64 Rates applicable for car travel associated with treatment

(cf former s 10 (1B))
If the cost referred to in section 60 (2) (a) or the amount referred to in section 60 (2) (b) includes the cost of, or an amount for, travel by private motor vehicle, that cost or amount shall be calculated at:

(a) the rate of 28 cents per kilometre, or
(b) where some other rate has been fixed by the Authority by order published in the Gazette—that other rate.”

  1. The above rate per kilometre has been adjusted over time and for the period from 1 July 2000 to 30 September 2005 was 42 cents and from 1 October 2005 was 55 cents. 

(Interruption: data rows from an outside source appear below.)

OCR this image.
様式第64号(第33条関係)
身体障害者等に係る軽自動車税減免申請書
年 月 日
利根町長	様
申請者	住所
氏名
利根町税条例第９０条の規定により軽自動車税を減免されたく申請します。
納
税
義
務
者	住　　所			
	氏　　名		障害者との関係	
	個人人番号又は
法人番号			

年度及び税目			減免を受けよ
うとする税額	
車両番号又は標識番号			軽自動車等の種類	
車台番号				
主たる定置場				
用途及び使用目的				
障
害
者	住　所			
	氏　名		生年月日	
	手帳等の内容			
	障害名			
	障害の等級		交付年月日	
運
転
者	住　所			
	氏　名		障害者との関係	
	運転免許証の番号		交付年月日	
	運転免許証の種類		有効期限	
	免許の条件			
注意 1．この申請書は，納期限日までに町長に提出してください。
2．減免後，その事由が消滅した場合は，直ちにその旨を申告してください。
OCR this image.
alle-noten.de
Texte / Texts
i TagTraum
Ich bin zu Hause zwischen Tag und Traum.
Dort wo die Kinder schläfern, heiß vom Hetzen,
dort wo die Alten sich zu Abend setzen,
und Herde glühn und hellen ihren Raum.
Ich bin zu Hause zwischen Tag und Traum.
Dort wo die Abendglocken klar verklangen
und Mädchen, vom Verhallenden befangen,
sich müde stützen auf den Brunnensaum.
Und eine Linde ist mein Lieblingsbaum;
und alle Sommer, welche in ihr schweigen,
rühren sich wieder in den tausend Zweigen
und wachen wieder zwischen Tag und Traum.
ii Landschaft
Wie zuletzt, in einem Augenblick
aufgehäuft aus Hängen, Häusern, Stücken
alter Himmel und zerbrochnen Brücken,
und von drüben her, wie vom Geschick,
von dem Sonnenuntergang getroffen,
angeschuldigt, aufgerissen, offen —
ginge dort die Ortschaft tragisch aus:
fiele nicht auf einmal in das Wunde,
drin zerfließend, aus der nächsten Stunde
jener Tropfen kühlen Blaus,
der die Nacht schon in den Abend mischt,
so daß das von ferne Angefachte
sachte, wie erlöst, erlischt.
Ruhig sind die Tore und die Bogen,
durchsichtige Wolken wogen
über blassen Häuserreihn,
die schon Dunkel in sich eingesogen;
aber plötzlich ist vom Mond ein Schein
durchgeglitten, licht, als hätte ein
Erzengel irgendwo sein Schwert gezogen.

  1. In my view a worker is entitled to recover his necessary and reasonable travelling expenses incurred in obtaining treatment. If that cost includes the cost of travel by private motor vehicle, the cost is calculated at the rate set out from time to time in the Gazette. The cost of parking is part of the overall travelling expenses incurred just as the cost of a meal would be recoverable if a person drove from the country to a doctor’s appointment in the city. The kilometre allowance is not intended to cover the cost of meals reasonably necessary in the course of such a journey. Similarly, the cost of parking is not covered by the allowance. If it is otherwise a reasonable and necessary expense under section 60(2)(a) it is recoverable. The Arbitrator made no error of fact, discretion or law in allowing the cost of parking in the present case.

DECISION

  1. Paragraphs one and two of the Arbitrator’s decision of 24 August 2006 are revoked and the following orders made in there place:

“1.That the First Respondent is to make weekly payments to the Applicant under section 40 of the Workers Compensation Act 1987 for the period from 24 June 2005 to date and continuing in accordance with the provisions of the Act at the rate prescribed under sections 37(1)(a) for a worker and 37(1)(c)(i) for 1 dependent child, as adjusted;

2That the First Respondent pay the Applicant up to $23,413.24 under section 60 of the Act for the Applicant’s medical and related expenses incurred to date for:

a.   physiotherapy treatment from Stephen Armstrong

Physiotherapy Pty Ltd;

b.   treatment from Dr Nanda of the Greta Medical Centre;

c. related travel expenses for his attendances at Stephen Armstrong Physiotherapy Pty Ltd and Greta Medical Centre consisting of his costs of travel by private motor vehicle calculated in accordance with the rate set under s64(b) and his parking fees,

upon production of accounts and receipts and other documents to verify these expenses being incurred;

3.That there be an award for the Second Respondent.

4.That the First Respondent pay the Applicant’s costs as agreed or assessed. 

5.The matter is certified complex.”

COSTS

  1. The Second Respondent (Macquarie) is to pay the Appellant Employer’s (Eraring) and Respondent Worker’s costs of the appeal.

Bill Roche

Deputy President  

9 January 2007         

I CERTIFY THAT THIS IS A TRUE AND ACCURATE RECORD OF THE REASONS FOR DECISION OF BILL ROCHE, DEPUTY PRESIDENT OF THE WORKERS COMPENSATION COMMISSION.